One other staining method deserves to be mentioned with the others
already in this thread:
We use standard issue Coomassie Blue staining, but do the staining and
destaining with heated solutions (place the gel in a tray on a hotplate
set to ~90drg in a fumehood). We routinely have the result after 10-15
minutes (5 min stain, 5-10 min destain).
-bjørn
--
Bjørn Pañella Pedersen
Ph.D Student, MSc
Department of Molecular Biology Office: +45 89425021
University of Aarhus Lab: +45 89425010
Gustav Wieds Vej 10c Email: [EMAIL PROTECTED]
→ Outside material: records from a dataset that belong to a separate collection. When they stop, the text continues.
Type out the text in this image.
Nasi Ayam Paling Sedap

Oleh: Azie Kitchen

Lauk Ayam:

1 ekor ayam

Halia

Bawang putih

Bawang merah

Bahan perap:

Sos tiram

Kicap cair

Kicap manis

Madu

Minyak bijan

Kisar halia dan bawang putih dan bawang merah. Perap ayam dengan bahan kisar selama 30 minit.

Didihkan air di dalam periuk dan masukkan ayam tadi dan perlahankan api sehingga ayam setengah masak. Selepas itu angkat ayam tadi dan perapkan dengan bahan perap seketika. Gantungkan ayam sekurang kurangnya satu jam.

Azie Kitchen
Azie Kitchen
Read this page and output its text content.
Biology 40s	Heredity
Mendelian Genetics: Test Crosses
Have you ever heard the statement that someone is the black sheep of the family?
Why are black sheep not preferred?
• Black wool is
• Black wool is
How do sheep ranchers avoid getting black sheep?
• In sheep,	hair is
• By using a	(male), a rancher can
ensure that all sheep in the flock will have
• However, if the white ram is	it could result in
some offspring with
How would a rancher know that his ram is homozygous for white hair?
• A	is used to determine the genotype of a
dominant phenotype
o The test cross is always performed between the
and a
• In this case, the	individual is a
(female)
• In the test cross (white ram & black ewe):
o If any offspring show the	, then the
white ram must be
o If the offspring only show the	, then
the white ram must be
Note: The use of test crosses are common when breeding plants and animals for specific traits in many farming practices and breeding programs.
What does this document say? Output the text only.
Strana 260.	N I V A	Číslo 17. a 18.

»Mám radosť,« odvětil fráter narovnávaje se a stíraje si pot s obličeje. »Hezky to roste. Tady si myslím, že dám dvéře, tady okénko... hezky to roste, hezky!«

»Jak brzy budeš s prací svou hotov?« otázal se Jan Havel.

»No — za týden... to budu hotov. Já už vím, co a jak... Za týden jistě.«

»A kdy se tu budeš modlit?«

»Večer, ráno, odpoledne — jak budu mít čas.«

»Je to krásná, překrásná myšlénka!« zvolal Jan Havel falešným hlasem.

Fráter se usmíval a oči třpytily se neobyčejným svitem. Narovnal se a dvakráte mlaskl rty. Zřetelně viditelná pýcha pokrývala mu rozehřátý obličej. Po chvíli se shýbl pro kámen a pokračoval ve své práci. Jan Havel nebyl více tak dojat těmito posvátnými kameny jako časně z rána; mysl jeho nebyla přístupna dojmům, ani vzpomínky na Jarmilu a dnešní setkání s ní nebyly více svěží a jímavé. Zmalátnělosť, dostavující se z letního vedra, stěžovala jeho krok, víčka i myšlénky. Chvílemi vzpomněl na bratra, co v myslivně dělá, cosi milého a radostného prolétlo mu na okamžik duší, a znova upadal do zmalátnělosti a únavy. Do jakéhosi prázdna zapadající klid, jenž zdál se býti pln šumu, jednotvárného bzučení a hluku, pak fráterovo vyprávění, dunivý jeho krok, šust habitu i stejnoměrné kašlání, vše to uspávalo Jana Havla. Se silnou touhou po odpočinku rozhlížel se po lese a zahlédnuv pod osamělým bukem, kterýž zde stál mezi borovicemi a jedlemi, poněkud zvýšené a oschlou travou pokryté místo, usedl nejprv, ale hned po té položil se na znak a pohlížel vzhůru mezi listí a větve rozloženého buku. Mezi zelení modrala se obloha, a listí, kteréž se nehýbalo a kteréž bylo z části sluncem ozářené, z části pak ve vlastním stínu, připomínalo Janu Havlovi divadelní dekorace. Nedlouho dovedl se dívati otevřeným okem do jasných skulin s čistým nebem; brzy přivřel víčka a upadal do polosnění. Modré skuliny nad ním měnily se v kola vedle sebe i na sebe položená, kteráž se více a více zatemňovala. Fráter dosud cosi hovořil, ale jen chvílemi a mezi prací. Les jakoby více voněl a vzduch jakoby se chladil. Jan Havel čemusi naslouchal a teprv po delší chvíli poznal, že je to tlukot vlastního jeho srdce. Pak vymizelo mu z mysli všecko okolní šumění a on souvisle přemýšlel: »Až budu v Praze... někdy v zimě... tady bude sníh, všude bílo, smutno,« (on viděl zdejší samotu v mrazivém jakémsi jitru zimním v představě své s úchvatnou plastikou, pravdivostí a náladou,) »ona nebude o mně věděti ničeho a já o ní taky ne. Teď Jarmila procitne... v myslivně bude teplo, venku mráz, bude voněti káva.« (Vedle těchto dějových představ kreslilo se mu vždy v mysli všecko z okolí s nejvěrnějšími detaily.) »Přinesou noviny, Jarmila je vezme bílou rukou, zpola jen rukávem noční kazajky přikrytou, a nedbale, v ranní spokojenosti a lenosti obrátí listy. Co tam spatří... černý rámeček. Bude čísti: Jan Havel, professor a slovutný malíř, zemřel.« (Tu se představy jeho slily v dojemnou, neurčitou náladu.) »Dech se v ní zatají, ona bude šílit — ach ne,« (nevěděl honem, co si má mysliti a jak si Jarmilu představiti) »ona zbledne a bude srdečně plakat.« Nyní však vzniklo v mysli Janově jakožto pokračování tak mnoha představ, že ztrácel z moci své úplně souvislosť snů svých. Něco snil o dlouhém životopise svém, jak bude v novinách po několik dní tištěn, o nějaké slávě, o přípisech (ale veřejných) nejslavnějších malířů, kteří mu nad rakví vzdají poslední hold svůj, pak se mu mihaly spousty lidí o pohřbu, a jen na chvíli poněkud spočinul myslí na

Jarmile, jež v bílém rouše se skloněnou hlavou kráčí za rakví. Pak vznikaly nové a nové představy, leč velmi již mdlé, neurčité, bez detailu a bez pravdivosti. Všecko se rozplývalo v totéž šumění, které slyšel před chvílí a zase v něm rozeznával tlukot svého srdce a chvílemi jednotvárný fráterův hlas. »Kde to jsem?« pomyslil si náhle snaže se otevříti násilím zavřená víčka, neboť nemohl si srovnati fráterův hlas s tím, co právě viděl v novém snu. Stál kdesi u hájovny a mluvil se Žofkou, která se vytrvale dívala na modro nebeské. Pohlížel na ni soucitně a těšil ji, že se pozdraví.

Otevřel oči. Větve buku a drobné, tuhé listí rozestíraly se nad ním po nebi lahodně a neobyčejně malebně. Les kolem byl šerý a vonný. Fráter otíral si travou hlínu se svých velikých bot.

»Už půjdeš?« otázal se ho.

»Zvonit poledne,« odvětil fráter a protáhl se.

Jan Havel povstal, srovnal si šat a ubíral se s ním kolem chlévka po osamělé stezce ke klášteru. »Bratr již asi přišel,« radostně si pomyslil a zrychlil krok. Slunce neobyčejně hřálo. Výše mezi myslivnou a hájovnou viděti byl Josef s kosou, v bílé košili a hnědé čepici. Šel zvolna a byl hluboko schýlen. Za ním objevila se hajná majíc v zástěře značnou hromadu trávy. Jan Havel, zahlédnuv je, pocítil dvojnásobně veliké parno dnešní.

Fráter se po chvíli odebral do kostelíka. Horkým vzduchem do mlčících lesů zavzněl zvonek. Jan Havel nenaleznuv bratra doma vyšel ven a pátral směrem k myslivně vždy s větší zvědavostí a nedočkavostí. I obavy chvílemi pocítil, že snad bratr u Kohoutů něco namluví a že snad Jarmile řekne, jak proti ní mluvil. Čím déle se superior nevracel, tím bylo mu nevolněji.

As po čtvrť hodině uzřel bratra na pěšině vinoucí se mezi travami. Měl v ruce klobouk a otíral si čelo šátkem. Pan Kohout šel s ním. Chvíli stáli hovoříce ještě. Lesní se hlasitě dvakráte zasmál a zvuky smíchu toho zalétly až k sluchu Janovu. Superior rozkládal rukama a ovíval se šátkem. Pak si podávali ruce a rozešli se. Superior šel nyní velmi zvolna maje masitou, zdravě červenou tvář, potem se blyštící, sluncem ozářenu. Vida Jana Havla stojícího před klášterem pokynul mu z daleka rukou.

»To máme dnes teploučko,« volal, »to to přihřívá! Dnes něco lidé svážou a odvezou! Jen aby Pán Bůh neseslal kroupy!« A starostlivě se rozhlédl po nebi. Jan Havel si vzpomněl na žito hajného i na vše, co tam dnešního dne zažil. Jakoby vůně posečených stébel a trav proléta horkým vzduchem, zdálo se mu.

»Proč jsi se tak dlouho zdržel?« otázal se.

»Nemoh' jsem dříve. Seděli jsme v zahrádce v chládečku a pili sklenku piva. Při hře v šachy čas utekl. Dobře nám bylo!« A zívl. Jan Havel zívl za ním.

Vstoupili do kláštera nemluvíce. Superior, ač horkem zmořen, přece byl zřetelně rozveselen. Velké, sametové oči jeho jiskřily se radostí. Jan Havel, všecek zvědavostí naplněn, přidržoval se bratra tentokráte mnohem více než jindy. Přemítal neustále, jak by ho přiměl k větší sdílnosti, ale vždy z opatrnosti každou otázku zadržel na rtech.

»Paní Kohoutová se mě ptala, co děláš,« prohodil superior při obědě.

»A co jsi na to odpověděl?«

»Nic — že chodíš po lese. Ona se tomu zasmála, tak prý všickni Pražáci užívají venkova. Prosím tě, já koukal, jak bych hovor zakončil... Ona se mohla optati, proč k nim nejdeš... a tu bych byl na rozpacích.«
DK-8000 Aarhus C Lab WWW: http://www.bioxray.dk
Denmark
Jacob Keller wrote:
Dear Crystallographers:
just to share something I found out recently, that is really helpful to
know:
5 min Copper Stain protocol
Normal SDS-PAGE gels can be stained in 5 min with 300mM CuCl2. Simply
remove the gel, rinse ~10s in water, place 5 min in CuCl2, and the gel
is negatively stained, with protein bands appearing clear, and
background opaque white. To visualize, I put it on a flatbed scanner in
a darkened room. It works in my hands every bit as well as coomassie (at
least as sensitive, if not more), and if you want, you can stain
afterwards in coomassie with the usual effect. To destain, place gel in
EDTA. The original paper is Lee et al, Anal. Biochem. 1987. Instead of
waiting hours, you can see the results in 5 min with copper! Also, there
is no smell, and it can be re-used, to a point. Gels are stable in H2O
for months, say Lee et al.
Jacob
p.s. I am not in copper comodities...
p.p.s. if anybody knows of down-sides to this, please let me know.